I found a friend who knew my colleague and had seen her blowing up in unexpected and crazy ways. Venting helped me air my feelings (good) and solidified my conviction that it was really her fault (not so good). At least, I stopped taking things SO personally.

3) Pray.

In my highly enlightened state, my prayer went something like: “Dear lord, please let me sleep through the night so I don’t awaken in a f- ing rage at 3 am like I so often do, and, by the way, if you could help me find an ounce of compassion tomorrow that would be great. Thank you.”

4) Email an olive branch.

A common friend, knowing that my colleague doesn’t do well with conflict, (unlike me, of course), suggested sending her a calm email that would give her an opportunity to think before she reacted. I wrote said piece – an objective and positive email – reflective of my approaching nobility.

5) Keep breathing.

She returned my email with a scathing rant. Note to self: do not read such emails – ever – ten minutes before you have to present a speech. Unless you are performing the role of a crazy woman.

6) Swallow pride and remember the big picture.

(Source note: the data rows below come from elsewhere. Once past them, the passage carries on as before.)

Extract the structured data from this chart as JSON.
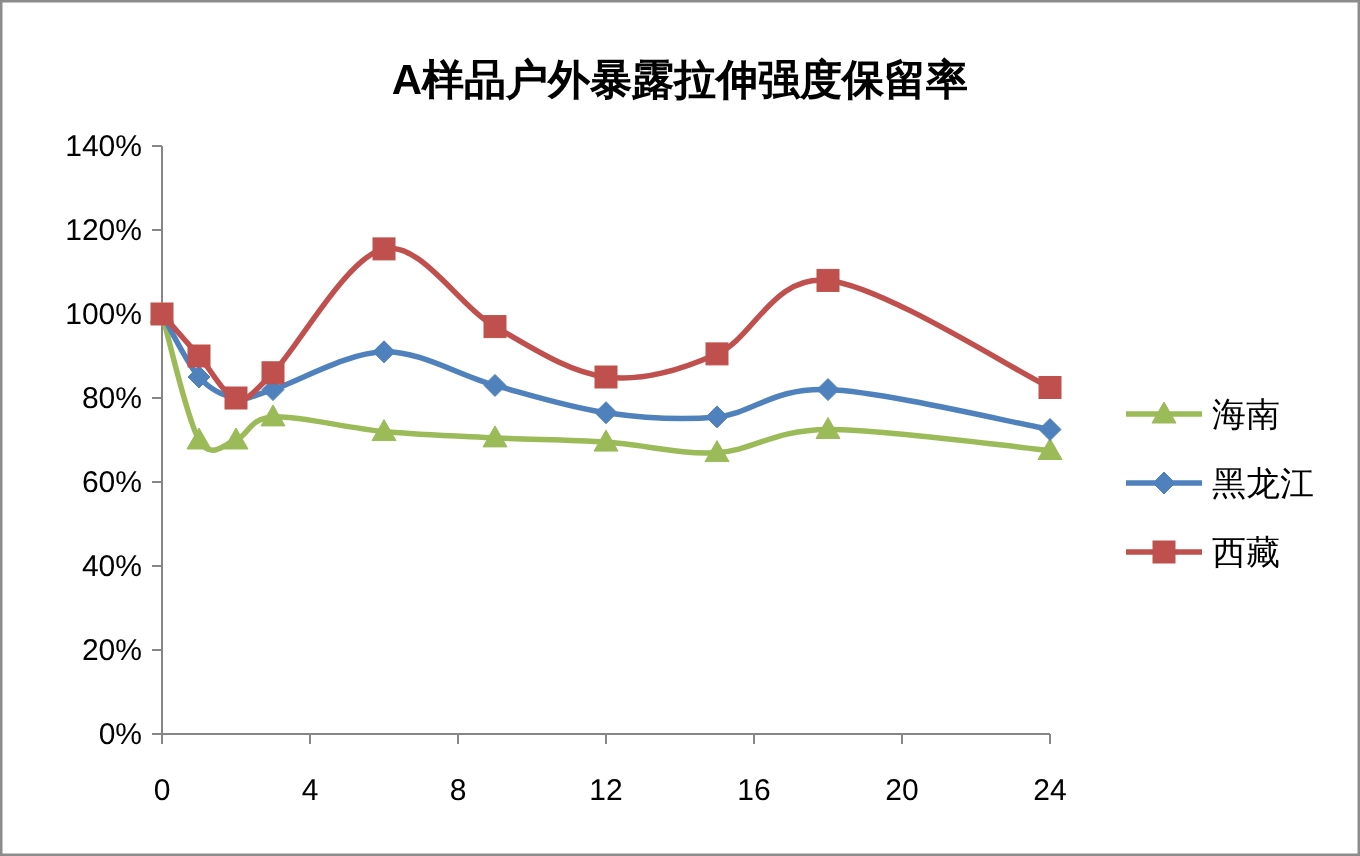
{
  "chart_data": {
    "type": "line",
    "title": "A样品户外暴露拉伸强度保留率",
    "x": [
      0,
      1,
      2,
      3,
      6,
      9,
      12,
      15,
      18,
      24
    ],
    "series": [
      {
        "name": "海南",
        "color": "#9bbb59",
        "marker": "triangle",
        "values": [
          100,
          70,
          70,
          75.5,
          72,
          70.5,
          69.5,
          67,
          72.5,
          67.5
        ]
      },
      {
        "name": "黑龙江",
        "color": "#4f81bd",
        "marker": "diamond",
        "values": [
          100,
          85,
          80,
          82,
          91,
          83,
          76.5,
          75.5,
          82,
          72.5
        ]
      },
      {
        "name": "西藏",
        "color": "#c0504d",
        "marker": "square",
        "values": [
          100,
          90,
          80,
          86,
          115.5,
          97,
          85,
          90.5,
          108,
          82.5
        ]
      }
    ],
    "xlim": [
      0,
      24
    ],
    "xticks": [
      0,
      4,
      8,
      12,
      16,
      20,
      24
    ],
    "ylim": [
      0,
      140
    ],
    "yticks": [
      {
        "value": 0,
        "label": "0%"
      },
      {
        "value": 20,
        "label": "20%"
      },
      {
        "value": 40,
        "label": "40%"
      },
      {
        "value": 60,
        "label": "60%"
      },
      {
        "value": 80,
        "label": "80%"
      },
      {
        "value": 100,
        "label": "100%"
      },
      {
        "value": 120,
        "label": "120%"
      },
      {
        "value": 140,
        "label": "140%"
      }
    ],
    "legend": "right"
  }
}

What to do I wondered.  Capitulate (and keep my stash of revenge secretly brewing), or fight for my needs? I sent an email agreeing to a couple of her items and added a request. “How about a cup of tea?” Miraculously, she agreed.

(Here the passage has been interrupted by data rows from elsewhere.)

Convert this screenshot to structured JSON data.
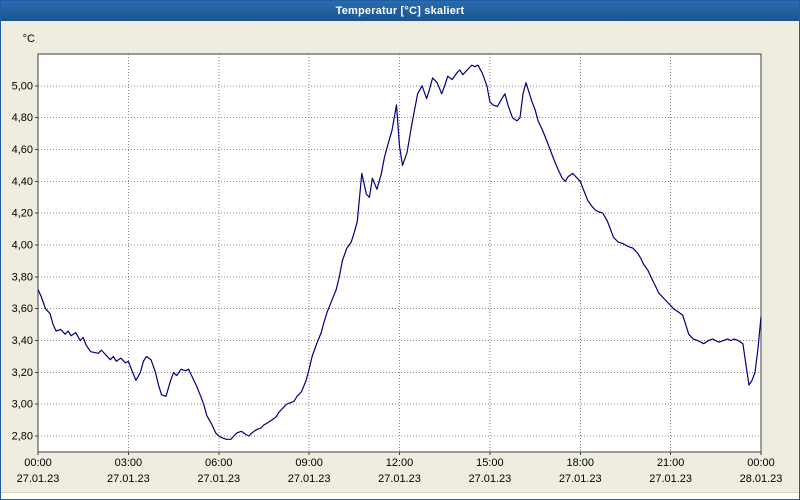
{
  "window": {
    "title": "Temperatur [°C] skaliert"
  },
  "chart_data": {
    "type": "line",
    "title": "Temperatur [°C] skaliert",
    "xlabel": "",
    "ylabel": "°C",
    "xlim": [
      0,
      24
    ],
    "ylim": [
      2.7,
      5.2
    ],
    "grid": "dotted",
    "legend": "none",
    "colors": {
      "titlebar": "#1B5EA6",
      "titlebar_text": "#FFFFFF",
      "window_bg": "#EFEDE0",
      "plot_bg": "#FFFFFF",
      "grid": "#8A8A8A",
      "line": "#000080",
      "axis": "#404040",
      "text": "#000000"
    },
    "y_axis": {
      "unit_label": "°C",
      "ticks": [
        {
          "label": "5,00",
          "value": 5.0
        },
        {
          "label": "4,80",
          "value": 4.8
        },
        {
          "label": "4,60",
          "value": 4.6
        },
        {
          "label": "4,40",
          "value": 4.4
        },
        {
          "label": "4,20",
          "value": 4.2
        },
        {
          "label": "4,00",
          "value": 4.0
        },
        {
          "label": "3,80",
          "value": 3.8
        },
        {
          "label": "3,60",
          "value": 3.6
        },
        {
          "label": "3,40",
          "value": 3.4
        },
        {
          "label": "3,20",
          "value": 3.2
        },
        {
          "label": "3,00",
          "value": 3.0
        },
        {
          "label": "2,80",
          "value": 2.8
        }
      ]
    },
    "x_axis": {
      "ticks": [
        {
          "hour": 0,
          "time": "00:00",
          "date": "27.01.23"
        },
        {
          "hour": 3,
          "time": "03:00",
          "date": "27.01.23"
        },
        {
          "hour": 6,
          "time": "06:00",
          "date": "27.01.23"
        },
        {
          "hour": 9,
          "time": "09:00",
          "date": "27.01.23"
        },
        {
          "hour": 12,
          "time": "12:00",
          "date": "27.01.23"
        },
        {
          "hour": 15,
          "time": "15:00",
          "date": "27.01.23"
        },
        {
          "hour": 18,
          "time": "18:00",
          "date": "27.01.23"
        },
        {
          "hour": 21,
          "time": "21:00",
          "date": "27.01.23"
        },
        {
          "hour": 24,
          "time": "00:00",
          "date": "28.01.23"
        }
      ]
    },
    "series": [
      {
        "name": "Temperatur",
        "points": [
          [
            0,
            3.72
          ],
          [
            0.1,
            3.68
          ],
          [
            0.25,
            3.6
          ],
          [
            0.4,
            3.57
          ],
          [
            0.5,
            3.5
          ],
          [
            0.6,
            3.46
          ],
          [
            0.75,
            3.47
          ],
          [
            0.9,
            3.44
          ],
          [
            1,
            3.46
          ],
          [
            1.1,
            3.43
          ],
          [
            1.25,
            3.45
          ],
          [
            1.4,
            3.4
          ],
          [
            1.5,
            3.42
          ],
          [
            1.6,
            3.37
          ],
          [
            1.75,
            3.33
          ],
          [
            2,
            3.32
          ],
          [
            2.1,
            3.34
          ],
          [
            2.25,
            3.31
          ],
          [
            2.4,
            3.28
          ],
          [
            2.5,
            3.3
          ],
          [
            2.6,
            3.27
          ],
          [
            2.75,
            3.29
          ],
          [
            2.9,
            3.26
          ],
          [
            3,
            3.27
          ],
          [
            3.1,
            3.22
          ],
          [
            3.25,
            3.15
          ],
          [
            3.4,
            3.2
          ],
          [
            3.5,
            3.27
          ],
          [
            3.6,
            3.3
          ],
          [
            3.75,
            3.28
          ],
          [
            3.9,
            3.2
          ],
          [
            4,
            3.12
          ],
          [
            4.1,
            3.06
          ],
          [
            4.25,
            3.05
          ],
          [
            4.4,
            3.15
          ],
          [
            4.5,
            3.2
          ],
          [
            4.6,
            3.18
          ],
          [
            4.75,
            3.22
          ],
          [
            4.9,
            3.21
          ],
          [
            5,
            3.22
          ],
          [
            5.1,
            3.18
          ],
          [
            5.25,
            3.12
          ],
          [
            5.4,
            3.05
          ],
          [
            5.5,
            3.0
          ],
          [
            5.6,
            2.93
          ],
          [
            5.75,
            2.88
          ],
          [
            5.9,
            2.82
          ],
          [
            6,
            2.8
          ],
          [
            6.1,
            2.79
          ],
          [
            6.25,
            2.78
          ],
          [
            6.4,
            2.78
          ],
          [
            6.5,
            2.8
          ],
          [
            6.6,
            2.82
          ],
          [
            6.75,
            2.83
          ],
          [
            6.9,
            2.81
          ],
          [
            7,
            2.8
          ],
          [
            7.1,
            2.82
          ],
          [
            7.25,
            2.84
          ],
          [
            7.4,
            2.85
          ],
          [
            7.5,
            2.87
          ],
          [
            7.6,
            2.88
          ],
          [
            7.75,
            2.9
          ],
          [
            7.9,
            2.92
          ],
          [
            8,
            2.95
          ],
          [
            8.1,
            2.97
          ],
          [
            8.25,
            3.0
          ],
          [
            8.4,
            3.01
          ],
          [
            8.5,
            3.02
          ],
          [
            8.6,
            3.05
          ],
          [
            8.75,
            3.08
          ],
          [
            8.9,
            3.15
          ],
          [
            9,
            3.22
          ],
          [
            9.1,
            3.3
          ],
          [
            9.25,
            3.38
          ],
          [
            9.4,
            3.45
          ],
          [
            9.5,
            3.52
          ],
          [
            9.6,
            3.58
          ],
          [
            9.75,
            3.65
          ],
          [
            9.9,
            3.72
          ],
          [
            10,
            3.8
          ],
          [
            10.1,
            3.9
          ],
          [
            10.25,
            3.98
          ],
          [
            10.4,
            4.02
          ],
          [
            10.5,
            4.08
          ],
          [
            10.6,
            4.15
          ],
          [
            10.75,
            4.45
          ],
          [
            10.9,
            4.32
          ],
          [
            11,
            4.3
          ],
          [
            11.1,
            4.42
          ],
          [
            11.25,
            4.35
          ],
          [
            11.4,
            4.45
          ],
          [
            11.5,
            4.55
          ],
          [
            11.6,
            4.62
          ],
          [
            11.75,
            4.72
          ],
          [
            11.9,
            4.88
          ],
          [
            12,
            4.62
          ],
          [
            12.1,
            4.5
          ],
          [
            12.25,
            4.58
          ],
          [
            12.4,
            4.75
          ],
          [
            12.5,
            4.85
          ],
          [
            12.6,
            4.95
          ],
          [
            12.75,
            5.0
          ],
          [
            12.9,
            4.92
          ],
          [
            13,
            4.98
          ],
          [
            13.1,
            5.05
          ],
          [
            13.25,
            5.02
          ],
          [
            13.4,
            4.95
          ],
          [
            13.5,
            5.0
          ],
          [
            13.6,
            5.06
          ],
          [
            13.75,
            5.04
          ],
          [
            13.9,
            5.08
          ],
          [
            14,
            5.1
          ],
          [
            14.1,
            5.07
          ],
          [
            14.25,
            5.1
          ],
          [
            14.4,
            5.13
          ],
          [
            14.5,
            5.12
          ],
          [
            14.6,
            5.13
          ],
          [
            14.75,
            5.08
          ],
          [
            14.9,
            5.0
          ],
          [
            15,
            4.9
          ],
          [
            15.1,
            4.88
          ],
          [
            15.25,
            4.87
          ],
          [
            15.4,
            4.92
          ],
          [
            15.5,
            4.95
          ],
          [
            15.6,
            4.88
          ],
          [
            15.75,
            4.8
          ],
          [
            15.9,
            4.78
          ],
          [
            16,
            4.8
          ],
          [
            16.1,
            4.95
          ],
          [
            16.2,
            5.02
          ],
          [
            16.4,
            4.9
          ],
          [
            16.5,
            4.85
          ],
          [
            16.6,
            4.78
          ],
          [
            16.75,
            4.72
          ],
          [
            16.9,
            4.65
          ],
          [
            17,
            4.6
          ],
          [
            17.1,
            4.55
          ],
          [
            17.25,
            4.48
          ],
          [
            17.4,
            4.42
          ],
          [
            17.5,
            4.4
          ],
          [
            17.6,
            4.43
          ],
          [
            17.75,
            4.45
          ],
          [
            17.9,
            4.42
          ],
          [
            18,
            4.4
          ],
          [
            18.1,
            4.35
          ],
          [
            18.25,
            4.28
          ],
          [
            18.4,
            4.24
          ],
          [
            18.5,
            4.22
          ],
          [
            18.6,
            4.21
          ],
          [
            18.75,
            4.2
          ],
          [
            18.9,
            4.15
          ],
          [
            19,
            4.1
          ],
          [
            19.1,
            4.05
          ],
          [
            19.25,
            4.02
          ],
          [
            19.4,
            4.01
          ],
          [
            19.5,
            4.0
          ],
          [
            19.6,
            3.99
          ],
          [
            19.75,
            3.98
          ],
          [
            19.9,
            3.95
          ],
          [
            20,
            3.92
          ],
          [
            20.1,
            3.88
          ],
          [
            20.25,
            3.84
          ],
          [
            20.4,
            3.78
          ],
          [
            20.5,
            3.74
          ],
          [
            20.6,
            3.7
          ],
          [
            20.75,
            3.67
          ],
          [
            20.9,
            3.64
          ],
          [
            21,
            3.62
          ],
          [
            21.1,
            3.6
          ],
          [
            21.25,
            3.58
          ],
          [
            21.4,
            3.56
          ],
          [
            21.5,
            3.5
          ],
          [
            21.6,
            3.44
          ],
          [
            21.75,
            3.41
          ],
          [
            21.9,
            3.4
          ],
          [
            22,
            3.39
          ],
          [
            22.1,
            3.38
          ],
          [
            22.25,
            3.4
          ],
          [
            22.4,
            3.41
          ],
          [
            22.5,
            3.4
          ],
          [
            22.6,
            3.39
          ],
          [
            22.75,
            3.4
          ],
          [
            22.9,
            3.41
          ],
          [
            23,
            3.4
          ],
          [
            23.1,
            3.41
          ],
          [
            23.25,
            3.4
          ],
          [
            23.4,
            3.38
          ],
          [
            23.5,
            3.25
          ],
          [
            23.6,
            3.12
          ],
          [
            23.7,
            3.15
          ],
          [
            23.8,
            3.2
          ],
          [
            23.9,
            3.35
          ],
          [
            24,
            3.55
          ]
        ]
      }
    ]
  }
}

7) Step six: Meet for tea.

Walking up the sidewalk to her house, I tried standing tall and opening my arms wide in my best Amy Cuddy inspired power postures.  (She wrote the book Presence). Hey, I was ready to try anything: veils of light, Goji berries, mantras, exorcisms or vitamin D…

As I climbed the stairs of her porch, I was surprised to be greeted warmly. She invited me to sit down to a pot of orange spice tea at her kitchen table. Spying a copy of Bill Bryson’s A Walk in the Woods, I tried a conversational warm-up and soon we were talking about our common love of Bryson’s humor. After a bit we got down to business and she told me what she was most concerned about.

Now we had something concrete to work on. This was progress! We agreed on a plan for moving forward.

While this wasn’t the world’s best solution for me, at least I could breathe again.

tea pot

Then, as you could imagine:

We fell into each other’s arms, crying, reaffirming the importance of our friendship.

Wrong.

We had a stunning burst of insight and resolved that we would never, ever, let anything pull us apart again.

Double wrong.

I said “thank you for the tea,” she said, “sure,” and I walked back to the car.

Correcto.

Now, I was feeling pretty good, like I had discovered something to teach about surviving Mercury retrograde, but my hubris was soon to be made apparent (Mercury retrograde will be around until May 22.)

night sky

Postscript

 

I just learned that my colleague has blown up at somebody else and started saying nasty things about me. Grrrrrr!

My husband, a better saint than me, says something has to be going on with her.

So much for my oh-so-wise pontification about surviving good old Mercury as it backs up. The only crumbs of hope I’ve salvaged is that I’m not quite as upset about things as I was earlier. Small gains!

And you know what I’ve really learned? That Mercury retrograde is really a test, asking us to find more humility, compassion, and awareness within ourselves and to recognize that, in the end, we’re all just human, perfectly imperfect, trying to do the best we can. whatever the stars are doing.

4 Responses

  1. Sometimes you have a choice when someone shoots arrows at you. You can stand tall and brave and powerful and when the arrow hits you, you can try to tell yourself that it doesn’t really hurt as much as it feels like it does. Or sometimes you can look at the arrow and say to yourself “That is not my arrow” as you turn your body and let the arrow go by. Then you realize that the arrow belongs to the archer and you need not take it in, even if the arrow’s flight begins with the word “You.”

  2. Lovely post, Sally. As yours typically are, it conveys wisdom without assuming an air of “knowing it all.” That’s a challenge for me, so I appreciate your good example!

    On a side note, if your computer goes down, might it be because Silicon is in retrograde?